China's shares closed 1.42 percent lower on Monday at their lowest level in three weeks as some institutional investors cashed out of their holdings to beef up year-end balance sheets. The benchmark Shanghai composite index, which groups foreign currency B shares and local currency A shares, closed at 1,337.434 points.
Shanghai Bailian Group Co Ltd, China's top retailer, was one of the day's most active stocks, falling 2.5 percent to close at 7.42 yuan.
Bailian had plunged 18 percent on Friday when it debuted following a merger of formerly listed Shanghai Number One Department Store and Hualian.
Number One and Hualian had been suspended since April and since then Chinese stocks have lost nearly a quarter of their value, battered mainly by official economic-cooling steps.

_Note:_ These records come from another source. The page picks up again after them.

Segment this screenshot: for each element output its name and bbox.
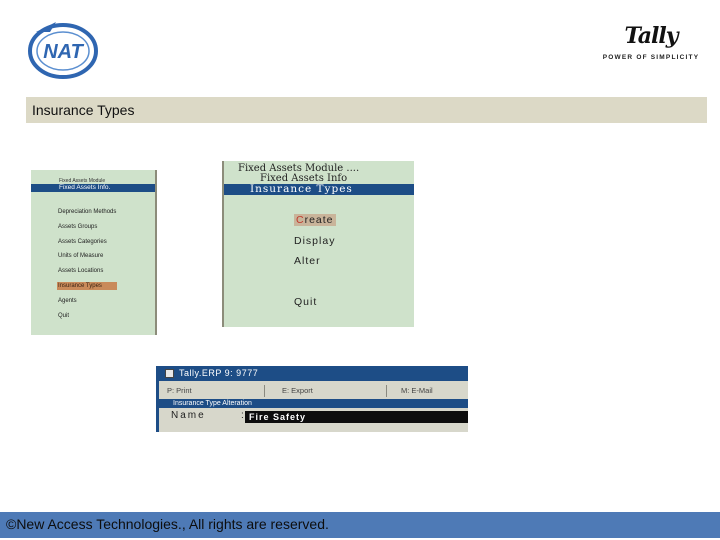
- fixed-assets-info-menu: Fixed Assets Module Fixed Assets Info. D…: [31, 170, 157, 335]
- menu-item-insurance-types[interactable]: Insurance Types: [57, 281, 117, 290]
- footer-bar: ©New Access Technologies., All rights ar…: [0, 512, 720, 538]
- menu-header: Fixed Assets Info.: [31, 184, 155, 192]
- menu-item-agents[interactable]: Agents: [57, 297, 117, 312]
- tally-logo-word: Tally: [624, 23, 678, 49]
- menu-item-label: reate: [304, 214, 334, 226]
- slide-title-bar: Insurance Types: [26, 97, 707, 123]
- hotkey: Q: [294, 296, 304, 308]
- slide-title: Insurance Types: [32, 102, 135, 118]
- print-button[interactable]: P: Print: [159, 385, 265, 397]
- name-field[interactable]: Fire Safety: [245, 411, 468, 423]
- app-icon: [165, 369, 174, 378]
- window-titlebar: Tally.ERP 9: 9777: [159, 366, 468, 381]
- nat-logo: NAT: [26, 18, 100, 80]
- menu-item-units-of-measure[interactable]: Units of Measure: [57, 252, 117, 267]
- hotkey: D: [294, 235, 303, 247]
- menu-item-depreciation-methods[interactable]: Depreciation Methods: [57, 208, 117, 223]
- email-button[interactable]: M: E-Mail: [393, 385, 468, 397]
- menu-item-quit[interactable]: Quit: [57, 312, 117, 327]
- menu-item-create[interactable]: Create: [294, 214, 336, 226]
- insurance-types-menu: Fixed Assets Module .... Fixed Assets In…: [222, 161, 414, 327]
- menu-item-assets-categories[interactable]: Assets Categories: [57, 238, 117, 253]
- form-header: Insurance Type Alteration: [159, 399, 468, 408]
- tally-logo: Tally POWER OF SIMPLICITY: [598, 24, 704, 66]
- tally-logo-tagline: POWER OF SIMPLICITY: [602, 54, 700, 61]
- menu-item-label: uit: [303, 296, 318, 308]
- menu-item-label: lter: [302, 255, 321, 267]
- name-label: Name: [171, 410, 206, 421]
- menu-item-alter[interactable]: Alter: [294, 255, 321, 267]
- menu-list: Depreciation Methods Assets Groups Asset…: [57, 208, 117, 326]
- menu-item-assets-locations[interactable]: Assets Locations: [57, 267, 117, 282]
- menu-item-assets-groups[interactable]: Assets Groups: [57, 223, 117, 238]
- hotkey: A: [294, 255, 303, 267]
- export-button[interactable]: E: Export: [274, 385, 387, 397]
- hotkey: C: [296, 214, 305, 226]
- menu-item-quit[interactable]: Quit: [294, 296, 317, 308]
- menu-header: Insurance Types: [224, 184, 414, 195]
- menu-item-display[interactable]: Display: [294, 235, 335, 247]
- menu-item-label: isplay: [302, 235, 336, 247]
- insurance-type-alteration-window: Tally.ERP 9: 9777 P: Print E: Export M: …: [156, 366, 468, 432]
- window-title: Tally.ERP 9: 9777: [179, 368, 259, 378]
- nat-logo-text: NAT: [43, 41, 84, 63]
- name-colon: :: [241, 410, 244, 421]
- copyright-text: ©New Access Technologies., All rights ar…: [6, 516, 329, 532]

Bellwether China United Telecommunications Corp, the smaller of the country's two wireless operators, was the day's most active counter.
Its yuan-dominated A shares, open to qualified foreign investors, ended down 1.3 percent at 3.04 yuan.
"Institutional investors are under increasing pressure to draw back cash as the year draws to a close," said Lu Wei, a trader at East Asia Securities.
Steel counters bucked the trend amid concerns over possible supply shortages after Japan's second-biggest auto maker said last week it would suspend some of its operations for five days.
Top steelmaker Baoshan Iron and Steel Co Ltd rose 0.67 percent to 6.00 yuan, while Wuhan Steel Processing Co Ltd, China's third-largest steel maker, gained 0.57 percent to 3.54 yuan.